Zircon-II is represented by cream-colored crystals and intergrown segments in grains of different zircon generations. The habits forms of zircon II are the same as from zircon I, but the faces of the zircon-II crystals are characterized by unevenness likely related to simultaneous (eutectic) growth of the marginal zones of “cream” zircon and quartz and formation of globular morphology of intergrowths. Inner inhomogeneity (zoning, sectoriality) was not observed in the zircon-II, but the phase inhomogeneity presents as the abundant mineral inclusions. Inclusions are represented by quartz, halena, fergusonite, apatite group, thorite, biotite, thorianite, xenotim, and monazite. They are of irregular form and homogenously distributed throughout the grains of zircon-II. Rarely the healing of cracks by quartz and cumulus distribution of thorite, thorianite, fergusonite and halena are observed. The presence of fluid inclusions is also not excluded as the polished faces of zircon-II bear the numerous imperfections. Such inner structure of zircon-II suggests its rapid growth under the high fluid saturation, during which the zircon as a sponge absorbs the different phases (Zircon, 2003), and this assumption is confirmed by experimental studies (Krasnova, Petrov, 1997). The above mentioned intergrowths of zircon-I and zircon-II present the rims of cream-colored zircon-II of different thickness and idiomorphic rate on the zircon-I. Noteworthy, that zircon-II also forms intergrowths with later zircon generations III and IV, thereby suggesting the repeated crystallization of the cream-colored zircon-II. But the main portion of zircon-II was crystallized during the second stage after fracturing and partial dissolution of chocolate-colored zircon-I (Fig. 1).
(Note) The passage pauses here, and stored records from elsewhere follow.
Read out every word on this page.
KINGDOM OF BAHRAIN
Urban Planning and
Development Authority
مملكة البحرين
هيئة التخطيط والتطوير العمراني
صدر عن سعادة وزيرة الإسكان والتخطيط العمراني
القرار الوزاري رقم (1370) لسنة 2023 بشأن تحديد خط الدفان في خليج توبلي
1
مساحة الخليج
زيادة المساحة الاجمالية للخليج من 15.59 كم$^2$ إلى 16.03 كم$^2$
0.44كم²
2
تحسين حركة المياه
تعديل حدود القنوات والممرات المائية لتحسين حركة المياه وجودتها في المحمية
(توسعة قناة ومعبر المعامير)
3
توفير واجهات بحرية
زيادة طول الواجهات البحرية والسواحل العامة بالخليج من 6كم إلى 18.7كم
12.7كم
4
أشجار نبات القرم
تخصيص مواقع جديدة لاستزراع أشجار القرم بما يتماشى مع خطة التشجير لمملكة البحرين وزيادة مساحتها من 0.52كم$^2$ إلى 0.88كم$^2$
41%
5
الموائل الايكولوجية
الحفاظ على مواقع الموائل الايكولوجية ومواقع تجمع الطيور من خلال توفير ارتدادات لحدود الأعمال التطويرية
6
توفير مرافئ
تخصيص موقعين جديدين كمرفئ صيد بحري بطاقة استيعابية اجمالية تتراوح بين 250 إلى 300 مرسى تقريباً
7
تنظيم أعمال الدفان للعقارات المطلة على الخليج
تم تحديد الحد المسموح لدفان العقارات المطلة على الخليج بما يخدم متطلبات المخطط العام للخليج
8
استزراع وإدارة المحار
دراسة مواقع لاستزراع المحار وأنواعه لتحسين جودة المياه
Zircon-III is represented by tiny (<1mm) idiomorphic prismatic and dipyramidic crystals with brilliant luster. The all crystals are immersed into fine-grained quartz aggregates. Zircon-III is characterized by distinct inner inhomogeneity – thin rhythmic zoning and sectoriality. The zoning pattern is the same one as for hydrothermal zircon, and sectoriality pattern indicates on the ununiform growth in moving solution that is confirmed by asymmetric structure of the crystals.

The latest zircon-IV is represented by pink-colored tiny (<1mm) xenomorphic grains and rim zones around the yellow-colored zircon-III. Only the rhythmic zoning is revealed for this type.

 

Рис_2 ENGL

Fig. 2. Diagram ZrO2-HfO2 for zircon of different genetic types (I, II, III) from the pegmatite body “Zirkonovoye”. Group IV – magmatic zircon from Belye tundry and Zapadnokeivsky alkali granite massifs.

 

Fig_2 ENGL

Fig. 3. Chondrite normalized REE pattern for the “yellow” type zircon from the pegmatite body “Zirkonovoye”, Belye tundry alkali granite massif.

 

From the ZrO2/HfO2 ratio the zircon composition is changed from earliest genetic types (average 22.15) to latest (average 17.33), that is in the accordance with crystallization sequence of mineral formation (Fig. 2). The trace element study of zircon by the local technique revealed that the mineral is selectively concentrates LREE (except of La) and inherits the geochemical specific of alkali granite magma (high Y content, negative Eu anomaly). The positive Ce-anomaly indicates on oxidized conditions of mineral crystallization (Fig. 3). The calculated crystallization temperature for zircon is very high and closed to alkali granite magma minimum temperature. The U-Pb isotope dating of pegmatitic zircon (2656±5 Ma) shows its temporal closeness to the time of granite formation (2654±6 Ma), that confirms the assignment of interior pegmatite to the earliest post-magmatic event of alkali granite complex.